Our Body : "Il y a des limites à la jouissance du morbide"

"Hors micro", l'un d'eux confie cependant : "c'est très étrange ce truc. En tout cas ce n'est pas de l'art. Ils revendiquent un côté artistique parce qu'il y a un public pour la Sucrière, mais ça n'a pas été conçu comme ça. Mettre des squelettes sur des vélos... artistiquement il n'y a aucune démarche. Les artistes travaillent sur le corps depuis la nuit des temps. Mike Kelley par exemple a beaucoup travaillé sur les corps conservés, ça ne me choque donc pas en soi, mais ça n'a rien à voir avec ça. Je n'irai pas. Il y a des limites à la jouissance du morbide."

Enseignants : "Ça ne correspond pas aux idéaux de notre enseignement"
Les premiers profs de bio que Lyon Capitale a contacté ne sont a priori franchement pas convaincus de l'intérêt pédagogique de l'exposition. "Ce sont des vrais corps !? C'est un peu rude, même pour moi qui suis prof de sciences-nat. C'est loin d'être anodin" s'interroge une enseignante du collège Jean Monnet, voisin de l'exposition. "Une expo pédagogique ? C'est un argument publicitaire de la part de l'organisateur. C'est uniquement du voyeurisme. Cette mise en scène macabre a un côté spectaculaire qui ne correspond pas aux idéaux de notre enseignement" tranche Pierre-Louis Klein, proviseur du lycée Récamier et secrétaire départemental du Syndicat National des Personnels de Direction de l'Education Nationale. Et de prévenir : "Si une demande de visite m'était présentée dans le cadre de mon établissement, j'emettrais un avis défavorable. (...) D'ailleurs, l'anatomie est très peu présente dans les programmes de secondaire, je ne pense pas que cette exposition soit d'un intérêt quelconque".
Contacté, le rectorat n'a pas souhaité s'exprimer avant d'avoir vu l'exposition.
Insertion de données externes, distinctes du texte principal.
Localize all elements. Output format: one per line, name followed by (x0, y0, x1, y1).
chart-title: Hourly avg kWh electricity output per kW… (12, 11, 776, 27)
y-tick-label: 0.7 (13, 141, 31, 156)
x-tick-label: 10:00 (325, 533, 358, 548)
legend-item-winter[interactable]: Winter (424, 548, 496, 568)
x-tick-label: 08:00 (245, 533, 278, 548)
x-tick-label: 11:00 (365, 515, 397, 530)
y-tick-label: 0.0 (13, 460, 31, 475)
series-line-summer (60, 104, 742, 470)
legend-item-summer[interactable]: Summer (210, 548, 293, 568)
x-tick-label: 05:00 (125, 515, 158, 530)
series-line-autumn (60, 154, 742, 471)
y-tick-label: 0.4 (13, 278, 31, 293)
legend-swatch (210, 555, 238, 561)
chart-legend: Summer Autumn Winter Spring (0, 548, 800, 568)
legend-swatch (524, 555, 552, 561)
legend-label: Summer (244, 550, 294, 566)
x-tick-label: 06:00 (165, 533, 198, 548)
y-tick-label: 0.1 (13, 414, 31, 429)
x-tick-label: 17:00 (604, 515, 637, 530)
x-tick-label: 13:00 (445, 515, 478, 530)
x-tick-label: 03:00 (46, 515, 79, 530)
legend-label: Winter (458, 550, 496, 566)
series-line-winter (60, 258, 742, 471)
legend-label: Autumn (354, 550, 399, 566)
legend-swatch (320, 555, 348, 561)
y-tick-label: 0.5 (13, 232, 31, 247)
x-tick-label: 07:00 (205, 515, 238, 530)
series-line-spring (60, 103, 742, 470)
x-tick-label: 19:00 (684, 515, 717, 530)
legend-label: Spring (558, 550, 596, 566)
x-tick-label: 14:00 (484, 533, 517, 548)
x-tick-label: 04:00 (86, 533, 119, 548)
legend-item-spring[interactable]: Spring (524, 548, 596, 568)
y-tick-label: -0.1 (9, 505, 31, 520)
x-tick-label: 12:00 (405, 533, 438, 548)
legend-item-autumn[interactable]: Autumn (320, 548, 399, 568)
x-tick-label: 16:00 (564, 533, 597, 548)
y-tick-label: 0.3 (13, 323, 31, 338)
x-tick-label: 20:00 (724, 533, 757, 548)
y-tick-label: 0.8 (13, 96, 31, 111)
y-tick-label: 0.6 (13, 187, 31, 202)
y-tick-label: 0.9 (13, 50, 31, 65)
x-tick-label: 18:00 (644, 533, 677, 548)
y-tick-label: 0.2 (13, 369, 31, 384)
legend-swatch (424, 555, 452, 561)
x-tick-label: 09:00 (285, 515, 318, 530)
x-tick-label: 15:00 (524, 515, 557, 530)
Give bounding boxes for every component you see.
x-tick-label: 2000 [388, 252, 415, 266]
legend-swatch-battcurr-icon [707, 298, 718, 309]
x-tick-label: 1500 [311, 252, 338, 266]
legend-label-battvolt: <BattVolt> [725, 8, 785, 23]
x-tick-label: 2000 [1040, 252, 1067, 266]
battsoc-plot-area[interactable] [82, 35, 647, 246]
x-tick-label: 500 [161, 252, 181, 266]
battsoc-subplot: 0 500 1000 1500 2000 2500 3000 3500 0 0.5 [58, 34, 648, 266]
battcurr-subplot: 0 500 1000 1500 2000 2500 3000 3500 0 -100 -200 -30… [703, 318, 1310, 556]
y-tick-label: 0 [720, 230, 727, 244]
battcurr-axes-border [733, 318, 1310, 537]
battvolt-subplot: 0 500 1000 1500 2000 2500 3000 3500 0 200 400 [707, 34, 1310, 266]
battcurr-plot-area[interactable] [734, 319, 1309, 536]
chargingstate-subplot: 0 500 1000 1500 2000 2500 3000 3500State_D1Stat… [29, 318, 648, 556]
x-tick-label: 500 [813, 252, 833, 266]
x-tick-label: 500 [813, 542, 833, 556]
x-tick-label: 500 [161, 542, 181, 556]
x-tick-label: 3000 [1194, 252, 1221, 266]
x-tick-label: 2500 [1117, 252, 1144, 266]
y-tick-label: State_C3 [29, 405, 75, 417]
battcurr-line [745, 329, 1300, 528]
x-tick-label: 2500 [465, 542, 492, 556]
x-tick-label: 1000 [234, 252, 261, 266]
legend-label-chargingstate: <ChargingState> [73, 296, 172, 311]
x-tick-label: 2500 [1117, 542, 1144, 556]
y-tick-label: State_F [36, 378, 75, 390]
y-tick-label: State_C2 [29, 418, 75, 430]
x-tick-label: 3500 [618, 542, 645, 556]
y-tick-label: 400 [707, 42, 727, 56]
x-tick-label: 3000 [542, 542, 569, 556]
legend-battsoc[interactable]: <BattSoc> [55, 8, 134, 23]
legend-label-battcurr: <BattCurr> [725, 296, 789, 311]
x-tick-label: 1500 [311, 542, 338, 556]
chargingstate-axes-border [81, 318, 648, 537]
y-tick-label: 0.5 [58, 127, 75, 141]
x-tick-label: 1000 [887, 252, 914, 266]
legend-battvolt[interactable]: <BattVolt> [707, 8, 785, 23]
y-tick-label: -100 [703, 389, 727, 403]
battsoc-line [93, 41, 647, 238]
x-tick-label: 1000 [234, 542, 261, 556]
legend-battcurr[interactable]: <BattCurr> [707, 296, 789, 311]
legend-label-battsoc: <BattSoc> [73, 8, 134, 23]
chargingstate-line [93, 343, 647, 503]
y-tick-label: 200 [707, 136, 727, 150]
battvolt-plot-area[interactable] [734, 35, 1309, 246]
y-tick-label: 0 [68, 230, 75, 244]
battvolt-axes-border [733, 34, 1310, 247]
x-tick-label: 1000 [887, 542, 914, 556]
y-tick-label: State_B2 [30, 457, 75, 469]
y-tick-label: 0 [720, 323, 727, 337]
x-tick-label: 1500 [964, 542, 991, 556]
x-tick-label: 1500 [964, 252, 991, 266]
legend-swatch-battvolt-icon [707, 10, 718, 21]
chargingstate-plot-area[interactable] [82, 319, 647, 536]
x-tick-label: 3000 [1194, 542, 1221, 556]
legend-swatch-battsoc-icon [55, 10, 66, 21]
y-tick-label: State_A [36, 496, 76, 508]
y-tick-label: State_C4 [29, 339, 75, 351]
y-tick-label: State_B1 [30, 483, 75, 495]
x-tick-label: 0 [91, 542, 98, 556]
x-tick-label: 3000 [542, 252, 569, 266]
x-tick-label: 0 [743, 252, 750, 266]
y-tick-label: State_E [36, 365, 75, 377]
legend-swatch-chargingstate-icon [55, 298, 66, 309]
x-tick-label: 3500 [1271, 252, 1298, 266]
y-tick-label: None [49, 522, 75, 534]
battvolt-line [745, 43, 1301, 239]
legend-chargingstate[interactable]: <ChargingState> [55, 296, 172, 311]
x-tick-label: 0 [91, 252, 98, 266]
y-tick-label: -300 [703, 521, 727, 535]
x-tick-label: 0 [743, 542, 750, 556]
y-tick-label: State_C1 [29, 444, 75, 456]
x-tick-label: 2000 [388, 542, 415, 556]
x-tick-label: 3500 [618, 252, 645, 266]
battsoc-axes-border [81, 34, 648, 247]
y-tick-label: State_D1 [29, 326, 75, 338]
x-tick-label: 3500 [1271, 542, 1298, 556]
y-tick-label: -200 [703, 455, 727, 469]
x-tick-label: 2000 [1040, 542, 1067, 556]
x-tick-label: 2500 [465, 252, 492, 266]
Médecins : "Ça permet de se faire l'idée d'un mort"
"Des écorchés, tous les étudiants en médecine en voient dans leur formation. Et les tableaux de la Renaissance en représentaient déjà. De façon très générale, je ne peux que me féliciter de la diffusion des connaissances auprès du grand public" répond d'emblée Denis Vital-Durand, ancien doyen de la fac de médecine et président de la commission pédagogique nationale des études médicales. Il estime même : "Le fait que les gens puissent retrouver des cadavres dans une exposition me parait bénéfique. Ça permet de se faire l'idée d'un mort. Beaucoup de gens ne savent pas ce que c'est. Pour quelqu'un de 50 ans, dont les parents meurent, voir leurs corps peut être une source de grande angoisse... Alors que finalement, un cadavre n'a pas de raison d'être angoissant en soi." Il ajoute être "frappé par l'anxiété même des adultes de voir un mort, ou quelqu'un qui va mourir" : "Les gens ont pris beaucoup de distance vis-à-vis de la mort. Elle ne se déroule presque plus à domicile, alors qu'autrefois beaucoup d'enfants, d'adultes voyaient des gens mourir, ou allaient visiter des gens sur leur lit de mort. C'est quelque chose qui a totalement disparu."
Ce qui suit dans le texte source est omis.